The space served as an after-hours gambling club and brothel that saw one shooting incident last October and multiple calls to the police in recent months. Nearby business owners said the late-night noise was a nuisance and considered it a blight on the block, but despite frequent police raids the den remained active for months.

Taylor Peck, a residential tenant of the building where he also ran the Fizzary, first sub-leased the space to a couple claiming they would open up a vitamin shop. He was duped, and shortly after leasing the space Peck found himself with a full-scale gambling operation on his premises that law enforcement, despite significant presence, seemed unable to shut down.

He eventually graffitied his own facade in a bout of frustration, and was evicted by his landlord last month in an attempt by the property owner to shut down the den.
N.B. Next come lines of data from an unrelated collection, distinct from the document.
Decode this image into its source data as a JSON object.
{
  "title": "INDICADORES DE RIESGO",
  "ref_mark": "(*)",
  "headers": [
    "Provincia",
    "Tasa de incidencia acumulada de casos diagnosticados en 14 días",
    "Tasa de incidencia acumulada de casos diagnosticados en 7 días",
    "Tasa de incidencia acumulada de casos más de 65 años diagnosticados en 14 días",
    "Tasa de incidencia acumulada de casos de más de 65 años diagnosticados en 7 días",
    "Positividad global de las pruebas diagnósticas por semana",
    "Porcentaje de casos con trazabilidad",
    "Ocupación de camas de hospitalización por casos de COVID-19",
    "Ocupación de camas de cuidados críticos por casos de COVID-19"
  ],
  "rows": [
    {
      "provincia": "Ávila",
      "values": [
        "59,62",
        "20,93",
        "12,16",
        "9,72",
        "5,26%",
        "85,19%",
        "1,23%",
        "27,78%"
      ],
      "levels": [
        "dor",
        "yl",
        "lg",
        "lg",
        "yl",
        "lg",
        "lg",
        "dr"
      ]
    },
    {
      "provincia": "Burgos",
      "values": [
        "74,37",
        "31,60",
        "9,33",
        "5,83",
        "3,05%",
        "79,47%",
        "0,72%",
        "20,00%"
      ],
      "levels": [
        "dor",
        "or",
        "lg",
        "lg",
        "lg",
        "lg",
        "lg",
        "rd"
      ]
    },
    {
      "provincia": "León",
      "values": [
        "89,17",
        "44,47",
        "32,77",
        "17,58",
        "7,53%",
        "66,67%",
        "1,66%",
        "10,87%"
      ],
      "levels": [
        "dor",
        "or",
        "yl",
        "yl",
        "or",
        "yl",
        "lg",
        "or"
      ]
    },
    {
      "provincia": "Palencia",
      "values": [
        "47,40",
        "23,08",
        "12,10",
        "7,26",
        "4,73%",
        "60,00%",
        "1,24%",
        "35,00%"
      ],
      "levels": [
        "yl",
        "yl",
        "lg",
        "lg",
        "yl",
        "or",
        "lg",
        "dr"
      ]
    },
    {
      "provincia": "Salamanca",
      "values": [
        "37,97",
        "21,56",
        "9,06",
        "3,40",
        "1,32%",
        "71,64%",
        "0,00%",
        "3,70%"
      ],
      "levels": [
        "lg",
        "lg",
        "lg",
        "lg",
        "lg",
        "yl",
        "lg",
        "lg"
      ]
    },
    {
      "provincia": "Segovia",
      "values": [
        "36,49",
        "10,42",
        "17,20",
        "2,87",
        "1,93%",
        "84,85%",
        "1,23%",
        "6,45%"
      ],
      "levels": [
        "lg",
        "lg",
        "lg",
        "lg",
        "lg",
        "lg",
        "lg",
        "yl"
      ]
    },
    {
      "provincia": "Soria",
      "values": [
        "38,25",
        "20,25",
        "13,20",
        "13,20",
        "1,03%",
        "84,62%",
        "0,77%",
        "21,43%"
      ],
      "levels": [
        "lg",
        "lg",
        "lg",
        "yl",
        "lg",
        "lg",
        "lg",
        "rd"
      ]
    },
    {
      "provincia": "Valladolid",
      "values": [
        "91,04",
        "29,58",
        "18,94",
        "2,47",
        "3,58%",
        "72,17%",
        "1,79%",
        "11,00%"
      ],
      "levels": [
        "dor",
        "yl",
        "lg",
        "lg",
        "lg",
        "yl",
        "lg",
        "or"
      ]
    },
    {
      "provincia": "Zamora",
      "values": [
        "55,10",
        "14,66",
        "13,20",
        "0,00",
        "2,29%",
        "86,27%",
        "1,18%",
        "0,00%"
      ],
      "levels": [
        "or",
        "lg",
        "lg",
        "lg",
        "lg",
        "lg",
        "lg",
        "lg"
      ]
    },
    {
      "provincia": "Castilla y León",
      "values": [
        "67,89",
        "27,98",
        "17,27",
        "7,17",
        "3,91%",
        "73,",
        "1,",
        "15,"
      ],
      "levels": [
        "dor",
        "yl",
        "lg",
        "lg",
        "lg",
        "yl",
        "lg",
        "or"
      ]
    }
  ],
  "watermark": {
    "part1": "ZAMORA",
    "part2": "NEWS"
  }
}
Peck’s ouster allowed for a sheriff’s lock-out on the building, a move that apparently succeeded in physically barring the gambling den’s operators from the premises.

Peck said he was tired of the whole affair, adding he would be glad to “read about it from a distance.”

“I’m evicted and I’m done, and I was out before them,” Peck said of the den’s closure. He declined to comment on his current living situation, but said he was already imagining the next space the den’s operators would occupy.

“I pretty much feel horrible for whatever property owner or tenant gets them next, which they inevitably will, because law enforcement has no solution to this,” Peck said.

The police did not immediately return requests for comment on any criminal charges against the den’s operators. Illegal gambling dens are a citywide problem that so plagued the Excelsior in the fall that Supervisor John Avalos held a hearing on the issue at the time.